Neurodegeneration Imaging Group, Department of Basic and Clinical Neuroscience, Institute of Psychiatry, Psychology and Neuroscience, King's College London, London, UK.
Department of Psychosis Studies, Institute of Psychiatry Psychology and Neuroscience, King's College London, London, UK.
J Neurol Neurosurg Psychiatry. 2018 Feb;89(2):185-196. doi: 10.1136/jnnp-2017-316633. Epub 2017 Sep 9.
Over the past years, positron emission tomography (PET) imaging studies have investigated striatal molecular changes in premanifest and manifest Huntington's disease (HD) gene expansion carriers (HDGECs), but they have yielded inconsistent results.
To systematically examine the evidence of striatal molecular alterations in manifest and premanifest HDGECs as measured by PET imaging studies.
MEDLINE, ISI Web of Science, Cochrane Library and Scopus databases were searched for articles published until 7 June 2017 that included PET studies in manifest and premanifest HDGECs. Meta-analyses were conducted with random effect models, and heterogeneity was addressed with I index, controlling for publication bias and quality of study. The primary outcome was the standardised mean difference (SMD) of PET uptakes in the whole striatum, caudate and putamen in manifest and premanifest HDGECs compared with healthy controls (HCs).
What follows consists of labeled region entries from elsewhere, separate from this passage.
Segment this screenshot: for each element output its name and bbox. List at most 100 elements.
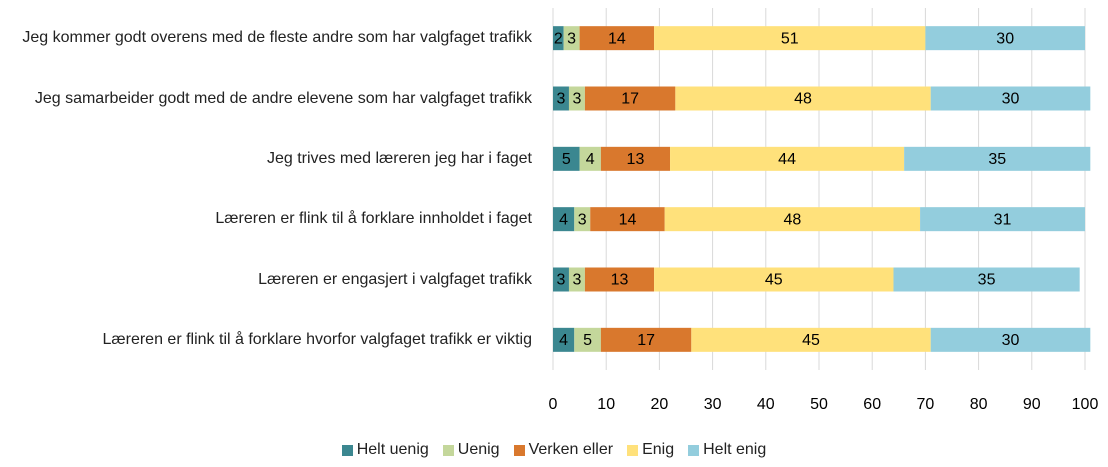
x-tick-label: 0: [549, 396, 558, 413]
x-tick-label: 10: [597, 396, 615, 413]
legend-item: Verken eller: [513, 441, 614, 459]
bar-segment: [553, 146, 580, 171]
data-label: 4: [559, 332, 568, 349]
bar-segment: [553, 207, 575, 232]
bar-segment: [584, 267, 655, 292]
legend-swatch: [341, 444, 353, 456]
data-label: 17: [621, 91, 639, 108]
legend-label: Uenig: [457, 441, 500, 458]
data-label: 35: [988, 151, 1006, 168]
legend-label: Verken eller: [528, 441, 614, 458]
bar-segment: [553, 267, 569, 292]
legend-item: Enig: [627, 441, 674, 459]
x-tick-label: 90: [1023, 396, 1041, 413]
x-tick-label: 70: [917, 396, 935, 413]
category-label: Læreren er flink til å forklare innholde…: [0, 191, 532, 247]
bar-segment: [553, 86, 569, 111]
bar-segment: [563, 26, 580, 51]
data-label: 3: [578, 211, 587, 228]
category-label-text: Læreren er engasjert i valgfaget trafikk: [258, 270, 532, 288]
data-label: 4: [559, 211, 568, 228]
x-tick-label: 100: [1072, 396, 1099, 413]
data-label: 13: [611, 272, 629, 289]
category-label: Jeg kommer godt overens med de fleste an…: [0, 10, 532, 66]
bar-segment: [925, 26, 1085, 51]
data-label: 14: [608, 30, 626, 47]
data-label: 44: [778, 151, 796, 168]
bar-segment: [579, 146, 601, 171]
bar-segment: [600, 146, 671, 171]
data-label: 5: [562, 151, 571, 168]
bar-segment: [584, 86, 676, 111]
data-label: 45: [802, 332, 820, 349]
data-label: 3: [567, 30, 576, 47]
bar-segment: [691, 327, 931, 352]
category-label-text: Læreren er flink til å forklare hvorfor …: [102, 330, 533, 348]
legend-swatch: [513, 444, 525, 456]
data-label: 14: [619, 211, 637, 228]
x-tick-label: 60: [863, 396, 881, 413]
data-label: 3: [572, 272, 581, 289]
data-label: 45: [765, 272, 783, 289]
category-label: Jeg trives med læreren jeg har i faget: [0, 131, 532, 187]
bar-segment: [590, 207, 665, 232]
bar-segment: [904, 146, 1091, 171]
category-label-text: Jeg trives med læreren jeg har i faget: [266, 149, 532, 167]
data-label: 48: [794, 91, 812, 108]
category-label-text: Læreren er flink til å forklare innholde…: [215, 210, 532, 228]
legend-item: Uenig: [442, 441, 500, 459]
legend: Helt uenig Uenig Verken eller Enig Helt enig: [0, 441, 1108, 459]
category-label-text: Jeg kommer godt overens med de fleste an…: [22, 29, 532, 47]
legend-label: Helt enig: [703, 441, 767, 458]
bar-segment: [553, 26, 564, 51]
legend-label: Helt uenig: [356, 441, 429, 458]
data-label: 5: [583, 332, 592, 349]
legend-item: Helt enig: [688, 441, 766, 459]
bar-segment: [920, 207, 1085, 232]
data-label: 30: [996, 30, 1014, 47]
data-label: 13: [627, 151, 645, 168]
category-label: Læreren er engasjert i valgfaget trafikk: [0, 252, 532, 308]
data-label: 2: [554, 30, 563, 47]
x-tick-label: 50: [810, 396, 828, 413]
x-tick-label: 40: [757, 396, 775, 413]
data-label: 17: [637, 332, 655, 349]
legend-swatch: [442, 444, 454, 456]
x-tick-label: 80: [970, 396, 988, 413]
bar-segment: [568, 86, 585, 111]
data-label: 35: [978, 272, 996, 289]
category-label: Jeg samarbeider godt med de andre eleven…: [0, 71, 532, 127]
bar-segment: [930, 86, 1091, 111]
legend-swatch: [688, 444, 700, 456]
data-label: 30: [1002, 91, 1020, 108]
data-label: 48: [784, 211, 802, 228]
data-label: 51: [781, 30, 799, 47]
x-tick-label: 20: [651, 396, 669, 413]
bar-segment: [574, 327, 601, 352]
x-tick-label: 30: [704, 396, 722, 413]
bar-segment: [670, 146, 905, 171]
bar-segment: [568, 267, 585, 292]
bar-segment: [600, 327, 692, 352]
data-label: 3: [557, 272, 566, 289]
bar-segment: [579, 26, 655, 51]
data-label: 4: [586, 151, 595, 168]
data-label: 31: [994, 211, 1012, 228]
data-label: 30: [1002, 332, 1020, 349]
category-label-text: Jeg samarbeider godt med de andre eleven…: [34, 89, 532, 107]
bar-segment: [654, 267, 894, 292]
legend-item: Helt uenig: [341, 441, 429, 459]
data-label: 3: [572, 91, 581, 108]
category-label: Læreren er flink til å forklare hvorfor …: [0, 312, 533, 368]
legend-label: Enig: [642, 441, 675, 458]
bar-segment: [930, 327, 1091, 352]
bar-segment: [664, 207, 921, 232]
bar-segment: [574, 207, 591, 232]
bar-segment: [654, 26, 926, 51]
bar-segment: [553, 327, 575, 352]
legend-swatch: [627, 444, 639, 456]
bar-segment: [893, 267, 1080, 292]
bar-segment: [675, 86, 931, 111]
Twenty-four out of 63 PET studies in premanifest (n=158) and manifest (n=191) HDGECs and HCs (n=333) were included in the meta-analysis. Premanifest and manifest HDGECs showed significant decreases in dopamine D receptors in caudate (SMD=-1.233, 95% CI -1.753 to -0.713, p<0.0001; SMD=-5.792, 95% CI -7.695 to -3.890, p<0.0001) and putamen (SMD=-1.479, 95% CI -1.965 to -0.992, p<0.0001; SMD=-5.053, 95% CI -6.558 to -3.549, p<0.0001), in glucose metabolism in caudate (SMD=-0.758, 95% CI -1.139 to -0.376, p<0.0001; SMD=-3.738, 95% CI -4.880 to -2.597, p<0.0001) and putamen (SMD=-2.462, 95% CI -4.208 to -0.717, p=0.006; SMD=-1.650, 95% CI -2.842 to -0.458, p<0.001) and in striatal PDE10A binding (SMD=-1.663, 95% CI -2.603 to -0.723, p=0.001; SMD=-2.445, 95% CI -3.371 to -1.519, p<0.001).
PET imaging has the potential to detect striatal molecular changes even at the early premanifest stage of HD, which are relevant to the neuropathological mechanisms underlying the development of the disease.
在过去的几年中,正电子发射断层扫描(PET)成像研究已经研究了前显型和显型亨廷顿病(HD)基因扩展携带者(HDGEC)中的纹状体分子变化,但结果不一致。
系统检查通过 PET 成像研究在显型和前显型 HDGEC 中测量的纹状体分子改变的证据。
在 2017 年 6 月 7 日之前,在 MEDLINE、ISI Web of Science、Cochrane Library 和 Scopus 数据库中搜索了包括在显型和前显型 HDGEC 中进行的 PET 研究的文章。使用随机效应模型进行荟萃分析,并使用 I 指数解决异质性,控制发表偏倚和研究质量。主要结果是在显型和前显型 HDGEC 与健康对照组(HC)相比,整个纹状体、尾状核和壳核中的 PET 摄取的标准化均数差(SMD)。
在包括 158 名前显型和 191 名显型 HDGEC 以及 333 名 HC 的 63 项 PET 研究中,有 24 项研究被纳入荟萃分析。前显型和显型 HDGEC 的尾状核和壳核中的多巴胺 D 受体明显减少(SMD=-1.233,95%CI-1.753 至-0.713,p<0.0001;SMD=-5.792,95%CI-7.695 至-3.890,p<0.0001)和壳核(SMD=-1.479,95%CI-1.965 至-0.992,p<0.0001;SMD=-5.053,95%CI-6.558 至-3.549,p<0.0001),尾状核和壳核的葡萄糖代谢明显减少(SMD=-0.758,95%CI-1.139 至-0.376,p<0.0001;SMD=-3.738,95%CI-4.880 至-2.597,p<0.0001)和壳核(SMD=-2.462,95%CI-4.208 至-0.717,p=0.006;SMD=-1.650,95%CI-2.842 至-0.458,p<0.001)和纹状体 PDE10A 结合(SMD=-1.663,95%CI-2.603 至-0.723,p=0.001;SMD=-2.445,95%CI-3.371 至-1.519,p<0.001)。
即使在 HD 的早期前显型阶段,PET 成像也具有检测纹状体分子变化的潜力,这与疾病发展的神经病理学机制有关。